You use MAC addresses. But, the user has told the NVR what range of
addresses *it* can use. In essence, the user is configuring a specialized
DHCP service that resides *in* the NVR -- and is designed FOR those
particular cameras.

Put a printer on that network and the NVR likely will ignore its
pleas for an IP address.

Put *two* NVRs on the same subnet and wonder...

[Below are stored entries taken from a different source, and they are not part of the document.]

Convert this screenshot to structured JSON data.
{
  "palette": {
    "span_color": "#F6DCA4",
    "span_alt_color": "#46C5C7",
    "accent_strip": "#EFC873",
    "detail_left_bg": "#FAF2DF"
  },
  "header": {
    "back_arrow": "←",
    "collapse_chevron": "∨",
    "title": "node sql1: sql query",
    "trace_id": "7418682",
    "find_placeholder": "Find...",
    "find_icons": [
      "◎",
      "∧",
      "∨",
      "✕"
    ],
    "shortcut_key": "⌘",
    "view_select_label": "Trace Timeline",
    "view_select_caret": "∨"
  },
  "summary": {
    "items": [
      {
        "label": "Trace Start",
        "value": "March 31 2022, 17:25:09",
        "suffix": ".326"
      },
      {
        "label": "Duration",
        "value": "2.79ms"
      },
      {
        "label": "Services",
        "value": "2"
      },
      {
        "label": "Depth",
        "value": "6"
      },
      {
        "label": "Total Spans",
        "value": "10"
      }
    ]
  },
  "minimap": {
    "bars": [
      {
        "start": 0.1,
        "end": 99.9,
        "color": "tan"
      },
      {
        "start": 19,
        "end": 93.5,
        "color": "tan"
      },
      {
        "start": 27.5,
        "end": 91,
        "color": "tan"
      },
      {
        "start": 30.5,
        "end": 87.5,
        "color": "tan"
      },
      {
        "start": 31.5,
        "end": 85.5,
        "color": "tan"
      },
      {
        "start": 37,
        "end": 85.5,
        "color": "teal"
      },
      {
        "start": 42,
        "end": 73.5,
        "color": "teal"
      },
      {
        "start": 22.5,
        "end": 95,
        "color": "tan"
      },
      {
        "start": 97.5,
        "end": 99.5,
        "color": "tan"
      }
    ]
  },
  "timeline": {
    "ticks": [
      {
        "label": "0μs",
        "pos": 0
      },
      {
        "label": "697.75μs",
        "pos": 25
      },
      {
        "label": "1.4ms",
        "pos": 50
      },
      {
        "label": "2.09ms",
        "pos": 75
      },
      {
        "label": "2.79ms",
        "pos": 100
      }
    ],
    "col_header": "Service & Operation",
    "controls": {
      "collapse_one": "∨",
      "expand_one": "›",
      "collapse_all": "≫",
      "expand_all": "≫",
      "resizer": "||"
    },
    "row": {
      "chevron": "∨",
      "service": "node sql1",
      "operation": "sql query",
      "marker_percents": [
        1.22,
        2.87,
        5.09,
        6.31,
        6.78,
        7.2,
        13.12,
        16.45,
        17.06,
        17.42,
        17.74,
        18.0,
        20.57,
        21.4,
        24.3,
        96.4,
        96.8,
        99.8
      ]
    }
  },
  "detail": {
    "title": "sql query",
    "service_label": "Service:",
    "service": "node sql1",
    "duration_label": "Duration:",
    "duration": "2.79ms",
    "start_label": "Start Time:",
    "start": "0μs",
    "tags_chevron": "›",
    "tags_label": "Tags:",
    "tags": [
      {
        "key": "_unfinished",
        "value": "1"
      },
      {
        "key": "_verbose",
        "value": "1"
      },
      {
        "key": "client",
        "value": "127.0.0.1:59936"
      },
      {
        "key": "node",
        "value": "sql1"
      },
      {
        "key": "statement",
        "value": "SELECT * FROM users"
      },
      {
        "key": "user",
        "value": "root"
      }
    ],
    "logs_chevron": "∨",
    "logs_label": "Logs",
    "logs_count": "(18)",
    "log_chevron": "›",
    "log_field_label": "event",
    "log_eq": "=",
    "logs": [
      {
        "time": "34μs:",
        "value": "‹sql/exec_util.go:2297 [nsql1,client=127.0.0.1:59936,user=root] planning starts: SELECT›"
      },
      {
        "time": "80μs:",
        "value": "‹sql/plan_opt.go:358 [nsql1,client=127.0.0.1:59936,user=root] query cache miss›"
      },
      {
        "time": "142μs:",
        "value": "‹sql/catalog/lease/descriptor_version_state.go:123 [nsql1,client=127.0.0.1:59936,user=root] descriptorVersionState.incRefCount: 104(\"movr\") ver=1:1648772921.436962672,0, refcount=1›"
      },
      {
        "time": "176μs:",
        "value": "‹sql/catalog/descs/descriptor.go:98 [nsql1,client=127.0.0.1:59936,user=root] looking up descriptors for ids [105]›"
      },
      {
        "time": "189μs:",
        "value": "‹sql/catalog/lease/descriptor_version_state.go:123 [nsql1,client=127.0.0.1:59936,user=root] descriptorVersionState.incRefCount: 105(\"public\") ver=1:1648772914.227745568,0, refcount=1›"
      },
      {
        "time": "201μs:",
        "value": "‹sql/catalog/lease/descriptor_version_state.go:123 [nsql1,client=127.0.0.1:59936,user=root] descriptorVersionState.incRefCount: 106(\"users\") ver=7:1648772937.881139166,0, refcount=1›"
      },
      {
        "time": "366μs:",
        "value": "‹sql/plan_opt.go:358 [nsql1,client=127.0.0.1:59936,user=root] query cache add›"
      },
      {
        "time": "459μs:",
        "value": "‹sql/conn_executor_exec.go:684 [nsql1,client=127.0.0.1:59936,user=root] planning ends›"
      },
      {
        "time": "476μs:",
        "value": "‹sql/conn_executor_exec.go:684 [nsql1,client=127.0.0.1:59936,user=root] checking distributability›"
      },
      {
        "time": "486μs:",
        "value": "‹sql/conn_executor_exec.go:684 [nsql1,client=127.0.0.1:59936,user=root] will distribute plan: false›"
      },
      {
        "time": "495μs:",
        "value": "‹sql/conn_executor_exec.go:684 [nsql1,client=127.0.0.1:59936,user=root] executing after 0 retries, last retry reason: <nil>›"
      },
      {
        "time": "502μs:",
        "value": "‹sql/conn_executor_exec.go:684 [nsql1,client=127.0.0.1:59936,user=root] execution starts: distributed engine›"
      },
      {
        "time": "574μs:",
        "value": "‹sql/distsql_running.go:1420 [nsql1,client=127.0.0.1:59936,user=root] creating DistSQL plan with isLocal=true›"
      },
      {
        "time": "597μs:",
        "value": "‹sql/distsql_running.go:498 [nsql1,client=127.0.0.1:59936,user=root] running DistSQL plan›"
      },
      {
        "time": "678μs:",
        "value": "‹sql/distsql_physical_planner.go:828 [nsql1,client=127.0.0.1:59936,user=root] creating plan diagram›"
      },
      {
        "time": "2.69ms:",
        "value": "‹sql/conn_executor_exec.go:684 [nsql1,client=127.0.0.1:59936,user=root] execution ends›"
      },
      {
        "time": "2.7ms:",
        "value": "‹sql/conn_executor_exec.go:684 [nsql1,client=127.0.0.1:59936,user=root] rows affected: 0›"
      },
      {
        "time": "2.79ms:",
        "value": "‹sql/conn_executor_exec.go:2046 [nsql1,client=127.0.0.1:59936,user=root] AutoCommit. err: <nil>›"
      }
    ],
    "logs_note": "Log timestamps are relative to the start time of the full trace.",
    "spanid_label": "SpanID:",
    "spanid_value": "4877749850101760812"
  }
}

>>> Even if you don't have NVR, you can use Dahua Config Tool software. It is
>>> able to discover and set network configuration of IPCams on the LAN[1]. How
>>> are they able to do this?
>>
>> Make the device broadcast a RARP (or similar) request and have an
>> app that listens for those broadcasts "of a certain flavor"
>> (so they are recognized as THE devices of interest and not some
>> other device that just happens to be using RARP.
>>
>> [Eschew broadcast protocols]
>
> Of course, there could be many ways, what I'm asking here is why we don't have
> such a standard protocol.

On Fri, 8 Sep 2023 09:45:15 -0700, Don Y <blockedofcourse@foo.invalid>
wrote:

> :
>The DHCP server gives you a way to get *an* IP address into a device
>so you can THEN talk to it -- presumably to set a (different) static
>address (keeping in mind the pool of addresses set aside for the DHCP
>service, the router itself, the broadcast address and any other
>addresses already allocated in that subnet).

And any DHCP server worth its name will allow you to reserve a
particular IP address for a particular MAC address. That gives you a
centralized point of administration similar to DNS.

This will work even if DHCP is not available because the clients will
continue to use their last assigned address. As long as there were no
address conflicts when DHCP was operating, there still will be no
conflicts when it isn't.

>If you run a DNS, you likely have a place to "write these down".
>If not (if you do all addressing numerically), do you have a cheat sheet
>someplace that you can consult to determine what's available?